In a franchise dominated by stagnant thinking, The Mandalorian actually found something new to do with Star Wars. It stepped away from the cosmic epic and the Greek family tragedy, preferring to experiment in the margins. Unlike other spin-offs, The Mandalorian is content to treat Star Wars as a sandbox to play in, rather than a puzzle in which it must validate its existence by figuring out how to squeeze in a Mark Hamill cameo. In a world where our screens are dominated by blockbuster franchises, which are often accused of being paint-by-numbers committee pieces (that I love unreservedly), these franchises can still throw it all to the winds, and turn in something that feels fresh.

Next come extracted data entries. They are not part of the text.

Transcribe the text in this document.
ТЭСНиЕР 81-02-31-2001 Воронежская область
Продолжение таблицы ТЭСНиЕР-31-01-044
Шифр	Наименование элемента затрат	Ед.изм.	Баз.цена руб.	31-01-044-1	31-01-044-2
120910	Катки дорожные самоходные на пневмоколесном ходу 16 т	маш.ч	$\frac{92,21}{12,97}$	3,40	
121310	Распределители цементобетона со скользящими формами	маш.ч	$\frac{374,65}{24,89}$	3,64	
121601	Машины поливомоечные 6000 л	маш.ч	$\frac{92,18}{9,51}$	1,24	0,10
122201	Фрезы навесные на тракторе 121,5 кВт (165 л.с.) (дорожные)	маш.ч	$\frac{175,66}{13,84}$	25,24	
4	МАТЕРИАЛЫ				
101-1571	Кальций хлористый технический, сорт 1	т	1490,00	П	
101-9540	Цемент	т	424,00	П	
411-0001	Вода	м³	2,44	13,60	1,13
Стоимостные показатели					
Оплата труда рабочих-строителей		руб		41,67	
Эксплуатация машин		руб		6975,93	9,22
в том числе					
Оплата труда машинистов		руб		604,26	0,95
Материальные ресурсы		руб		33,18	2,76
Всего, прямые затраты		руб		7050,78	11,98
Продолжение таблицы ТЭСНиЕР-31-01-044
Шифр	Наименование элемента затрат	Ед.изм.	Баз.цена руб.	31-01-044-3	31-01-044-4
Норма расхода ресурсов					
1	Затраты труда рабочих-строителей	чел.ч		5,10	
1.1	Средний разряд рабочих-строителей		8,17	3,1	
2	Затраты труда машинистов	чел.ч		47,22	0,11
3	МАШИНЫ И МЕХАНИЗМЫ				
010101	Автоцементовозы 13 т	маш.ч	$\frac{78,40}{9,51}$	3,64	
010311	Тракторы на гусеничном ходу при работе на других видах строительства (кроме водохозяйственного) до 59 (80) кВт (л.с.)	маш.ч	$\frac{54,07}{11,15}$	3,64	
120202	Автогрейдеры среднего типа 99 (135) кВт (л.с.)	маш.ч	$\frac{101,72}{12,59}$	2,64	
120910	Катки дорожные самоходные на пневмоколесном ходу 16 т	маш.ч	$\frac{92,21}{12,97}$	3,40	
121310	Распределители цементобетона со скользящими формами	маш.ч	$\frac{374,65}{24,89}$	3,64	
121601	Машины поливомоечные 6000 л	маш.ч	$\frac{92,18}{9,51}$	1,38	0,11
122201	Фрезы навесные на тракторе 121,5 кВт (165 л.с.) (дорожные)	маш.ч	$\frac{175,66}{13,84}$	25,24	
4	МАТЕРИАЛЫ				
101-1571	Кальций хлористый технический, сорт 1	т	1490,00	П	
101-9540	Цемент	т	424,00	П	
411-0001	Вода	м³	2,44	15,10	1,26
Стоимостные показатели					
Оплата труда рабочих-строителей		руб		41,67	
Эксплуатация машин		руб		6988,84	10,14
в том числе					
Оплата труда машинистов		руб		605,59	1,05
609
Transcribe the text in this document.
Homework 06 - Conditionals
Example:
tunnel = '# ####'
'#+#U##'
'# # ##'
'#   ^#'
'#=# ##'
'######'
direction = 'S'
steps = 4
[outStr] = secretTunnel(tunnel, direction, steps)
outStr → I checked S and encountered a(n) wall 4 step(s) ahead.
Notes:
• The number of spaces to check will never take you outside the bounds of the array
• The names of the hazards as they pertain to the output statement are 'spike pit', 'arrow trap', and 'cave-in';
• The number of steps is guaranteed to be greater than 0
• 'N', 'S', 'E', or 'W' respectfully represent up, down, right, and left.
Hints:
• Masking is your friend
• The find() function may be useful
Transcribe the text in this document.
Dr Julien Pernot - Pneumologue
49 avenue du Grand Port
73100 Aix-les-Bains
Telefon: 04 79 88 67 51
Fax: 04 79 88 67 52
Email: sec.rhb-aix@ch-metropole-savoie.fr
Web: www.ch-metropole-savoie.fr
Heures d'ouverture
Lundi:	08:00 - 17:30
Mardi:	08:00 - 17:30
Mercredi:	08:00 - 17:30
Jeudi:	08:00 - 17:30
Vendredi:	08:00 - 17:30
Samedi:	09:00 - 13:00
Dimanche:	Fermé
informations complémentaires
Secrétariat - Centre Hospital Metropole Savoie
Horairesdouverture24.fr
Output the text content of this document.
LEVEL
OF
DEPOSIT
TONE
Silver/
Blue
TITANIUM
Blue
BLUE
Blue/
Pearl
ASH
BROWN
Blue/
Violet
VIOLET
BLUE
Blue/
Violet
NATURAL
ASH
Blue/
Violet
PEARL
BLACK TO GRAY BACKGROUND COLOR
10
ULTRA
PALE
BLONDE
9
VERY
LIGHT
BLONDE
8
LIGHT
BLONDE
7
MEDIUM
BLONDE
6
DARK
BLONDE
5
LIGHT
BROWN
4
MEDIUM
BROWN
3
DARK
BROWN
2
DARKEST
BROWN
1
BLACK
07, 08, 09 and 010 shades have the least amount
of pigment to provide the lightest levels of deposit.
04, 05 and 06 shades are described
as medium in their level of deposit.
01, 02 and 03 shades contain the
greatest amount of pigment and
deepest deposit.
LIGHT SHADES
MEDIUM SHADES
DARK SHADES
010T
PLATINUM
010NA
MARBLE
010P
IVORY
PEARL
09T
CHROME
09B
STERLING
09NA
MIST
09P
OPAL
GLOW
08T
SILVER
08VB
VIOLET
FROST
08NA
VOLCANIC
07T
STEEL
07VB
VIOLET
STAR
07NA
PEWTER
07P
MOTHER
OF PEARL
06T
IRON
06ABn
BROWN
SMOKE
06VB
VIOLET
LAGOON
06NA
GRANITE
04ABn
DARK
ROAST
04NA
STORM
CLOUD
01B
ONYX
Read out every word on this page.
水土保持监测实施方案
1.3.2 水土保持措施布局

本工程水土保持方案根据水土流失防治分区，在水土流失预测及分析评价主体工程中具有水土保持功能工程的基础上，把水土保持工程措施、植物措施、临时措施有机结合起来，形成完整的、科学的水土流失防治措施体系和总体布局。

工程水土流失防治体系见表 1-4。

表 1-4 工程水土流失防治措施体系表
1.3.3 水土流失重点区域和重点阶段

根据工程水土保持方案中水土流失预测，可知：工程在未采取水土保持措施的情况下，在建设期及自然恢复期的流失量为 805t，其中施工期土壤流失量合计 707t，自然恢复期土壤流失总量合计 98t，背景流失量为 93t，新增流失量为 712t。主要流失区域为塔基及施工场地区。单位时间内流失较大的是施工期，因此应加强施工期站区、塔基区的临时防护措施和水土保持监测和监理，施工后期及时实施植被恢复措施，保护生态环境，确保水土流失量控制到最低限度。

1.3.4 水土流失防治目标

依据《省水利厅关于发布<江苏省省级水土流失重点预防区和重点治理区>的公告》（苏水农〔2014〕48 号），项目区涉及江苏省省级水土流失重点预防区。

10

These comics may be good, but they won’t ever reach the heights of The Mandalorian, because by their very nature they are playing it safe
The Mandalorian worked because, for the first time since 1977, it made Star Wars feel like it belonged to fans. Its success felt earned, rather than predetermined. It was a product of love from Jon Favreau and Dave Filoni. There was risk involved: would people embrace a Star Wars story that got away from the Jedi, Lightsaber battles, one that focused on smaller scale personal stories rather than grand space heroics? Audiences had thoroughly rejected Solo. We no longer live in a world where a Star Wars banner is enough to secure success, which made it all the more meaningful when The Mandalorian achieved it.
But now The Mandalorian has proved itself, it must be exploited. These comics may be good, but they won’t ever reach the heights of The Mandalorian, because by their very nature they are playing it safe. No-one expects anything of the substitute. They can’t fail in the traditional sense; all they need to do is perpetuate the brand. Being good would only get in the way: they can’t tell stories that will change the characters, or reveal something new and meaningful about them, because they can’t affect the show. They will just chug along, achieving.
Or, Disney could actually allow Star Wars comics the same freedom The Mandalorian was allowed. They could find their own corner of the universe to play around in, tell stories that matter on their own without having to fit into a larger plan, do something new in a medium that offers limitless possibilities. They won’t, but it’s a nice thought.